Bhattacharya expounded on his thinking in a recent interview with Fox News Digital, saying, "The basic premise is that if you don't have protection and academic freedom in the hard cases, when a faculty member has an idea that's unpopular among some of the other faculty – powerful faculty, or even the administration ... if they don't protect it in that case, then you don't have academic freedom at all."

"Power replaced the idea of truth as the guiding light," he added, noting how many scientific communities were cowed into uniformity and uncritical thinking during the pandemic.

Nothing against or outside the state's official narrative

Bhattacharya was one of three authors of the Oct. 4, 2020, "Great Barrington Declaration," a document expressing "grave concerns about the damaging physical and mental health impacts of the prevailing COVID-19 policies" and recommending instead a "focused protection" approach.

According to the declaration, public resources should be focused on those most vulnerable to succumbing to COVID-19. Everyone else who is at minimal risk should build up natural immunity and "resume life as normal."

Anticipating the fallout of lockdowns and school closures, Bhattacharya and his co-authors recommended that schools and universities remain open for in-person teaching; extracurricular activities resume; and low-risk adults work normally, rather from home.

At the Academic Freedom Conference, he noted that the purpose of the document was to "tell people that there was an alternative and that the scientific community had not coalesced around a single lockdown-focused policy ... that there was not a scientific consensus in favor of lockdown, that in fact many epidemiologists, many doctors, many other people – prominent people – disagreed with the consensus."

For publicly doubting claims advanced by the Biden administration and the media about the good of lockdowns, he was roundly castigated.

Last year, CNN called him "crazy" and accused him of spreading "dangerous COVID disinformation."

Fox News Digital reported that extra to the media, he was also denounced by so-called health leaders, including National Institute of Allergy and Infectious Diseases director Anthony Fauci, who deemed his declaration "nonsense and very dangerous."

In his talk, Bhattacharya referenced former National Institutes of Health (NIH) director Dr.
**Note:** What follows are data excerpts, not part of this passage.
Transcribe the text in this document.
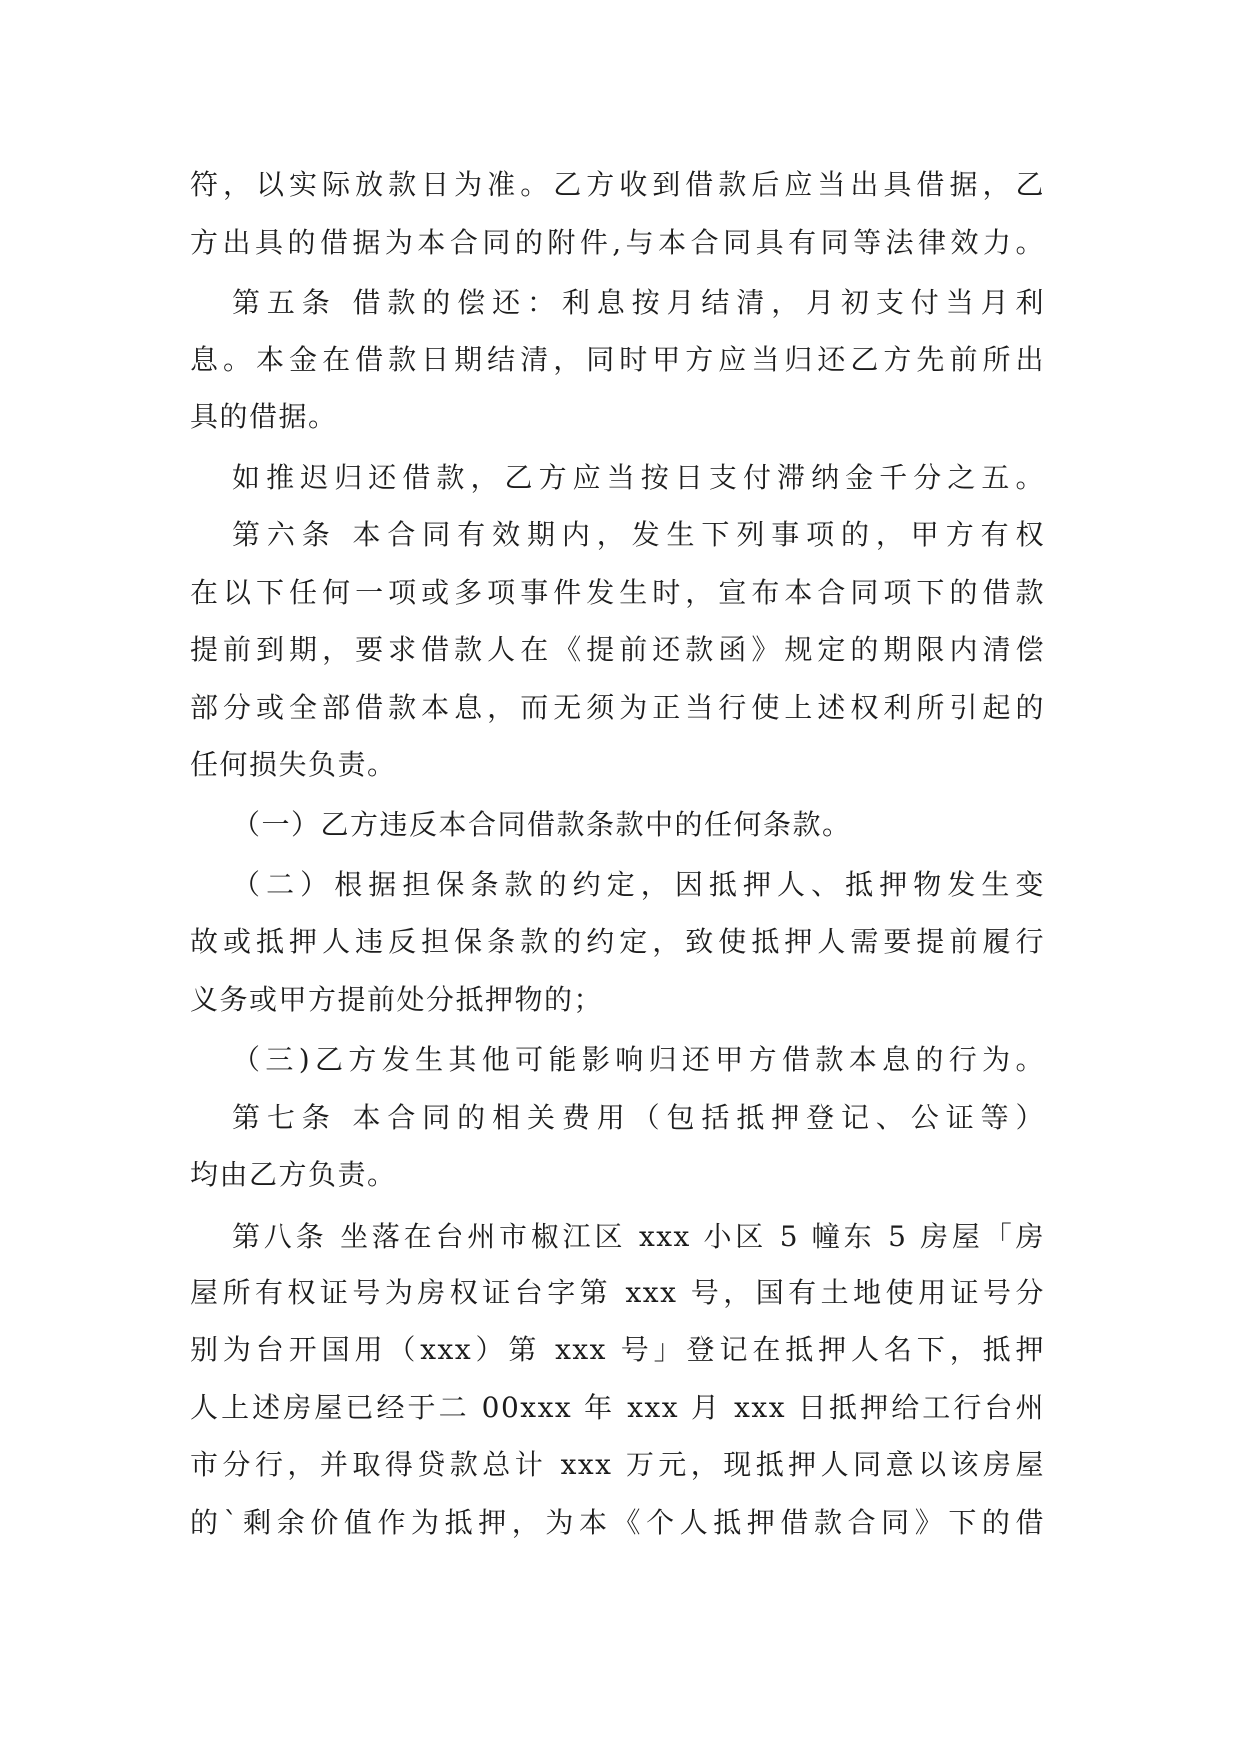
符，以实际放款日为准。乙方收到借款后应当出具借据，乙
方出具的借据为本合同的附件,与本合同具有同等法律效力。
第五条 借款的偿还：利息按月结清，月初支付当月利
息。本金在借款日期结清，同时甲方应当归还乙方先前所出
具的借据。
如推迟归还借款，乙方应当按日支付滞纳金千分之五。
第六条 本合同有效期内，发生下列事项的，甲方有权
在以下任何一项或多项事件发生时，宣布本合同项下的借款
提前到期，要求借款人在《提前还款函》规定的期限内清偿
部分或全部借款本息，而无须为正当行使上述权利所引起的
任何损失负责。
（一）乙方违反本合同借款条款中的任何条款。
（二）根据担保条款的约定，因抵押人、抵押物发生变
故或抵押人违反担保条款的约定，致使抵押人需要提前履行
义务或甲方提前处分抵押物的；
（三)乙方发生其他可能影响归还甲方借款本息的行为。
第七条 本合同的相关费用（包括抵押登记、公证等）
均由乙方负责。
第八条 坐落在台州市椒江区 xxx 小区 5 幢东 5 房屋「房
屋所有权证号为房权证台字第 xxx 号，国有土地使用证号分
别为台开国用（xxx）第 xxx 号」登记在抵押人名下，抵押
人上述房屋已经于二 00xxx 年 xxx 月 xxx 日抵押给工行台州
市分行，并取得贷款总计 xxx 万元，现抵押人同意以该房屋
的`剩余价值作为抵押，为本《个人抵押借款合同》下的借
Francis Collins' letter to fellow health bureaucrats imploring them to issue a "quick and devastating published take down" of the declaration's premises.
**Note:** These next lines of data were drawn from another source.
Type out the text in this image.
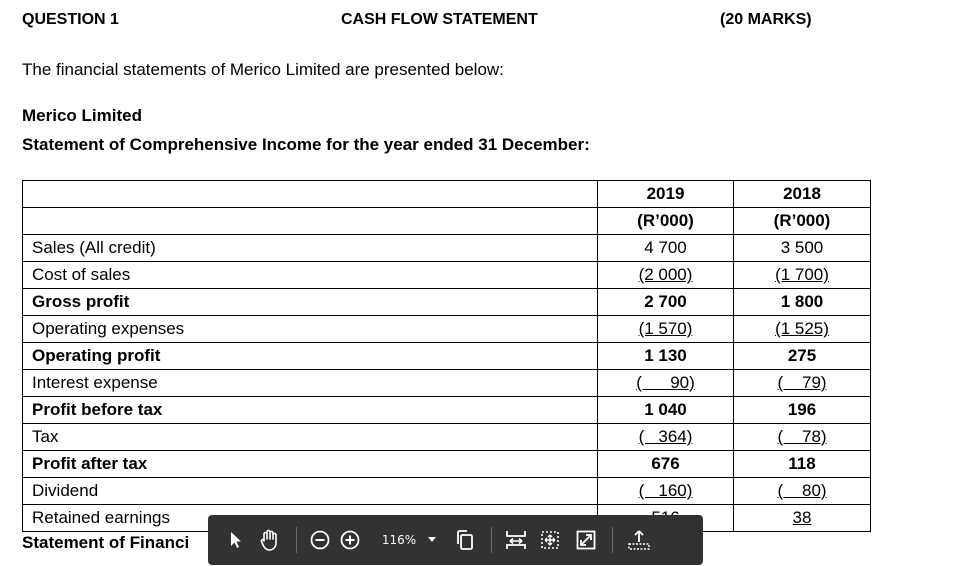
QUESTION 1	CASH FLOW STATEMENT	(20 MARKS)
The financial statements of Merico Limited are presented below:
Merico Limited
Statement of Comprehensive Income for the year ended 31 December:
	2019	2018
	(R’000)	(R’000)
Sales (All credit)	4 700	3 500
Cost of sales	(2 000)	(1 700)
Gross profit	2 700	1 800
Operating expenses	(1 570)	(1 525)
Operating profit	1 130	275
Interest expense	(      90)	(    79)
Profit before tax	1 040	196
Tax	(   364)	(    78)
Profit after tax	676	118
Dividend	(   160)	(    80)
Retained earnings		38
Statement of Financi	116%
Bhattacharya previously told UnHerd that early in the pandemic, "there was a debate going on inside the scientific community, and Tony Fauci and the federal government of the United States could not abide that […] because they implemented an extraordinary policy that required absolute consensus."

While the government "suppressed and censored and smeared" independent thinkers and critical scientists, there was no support to be found on campus, only "a chill."

Bhattacharya said that one student who had sought to have the Stanford professor publicly discuss his declaration was reportedly met with "reprisals," given the prevailing noting that "platforming [Bhattacharya] was a dangerous thing."

Bhattacharya suggested that what is actually dangerous is refusing to platform opposing or alternate views: "If you have a legitimate scientific view, a legitimate policy view, to not speak of it ... sends a message that we do not care about the truth."

He indicted the university, particularly its leaders, suggesting that their refusal to support those on campus with differing viewpoints made it abundantly clear that "academic freedom is dead ... and if university leaders do not stand up for it, they do not deserve the positions they have."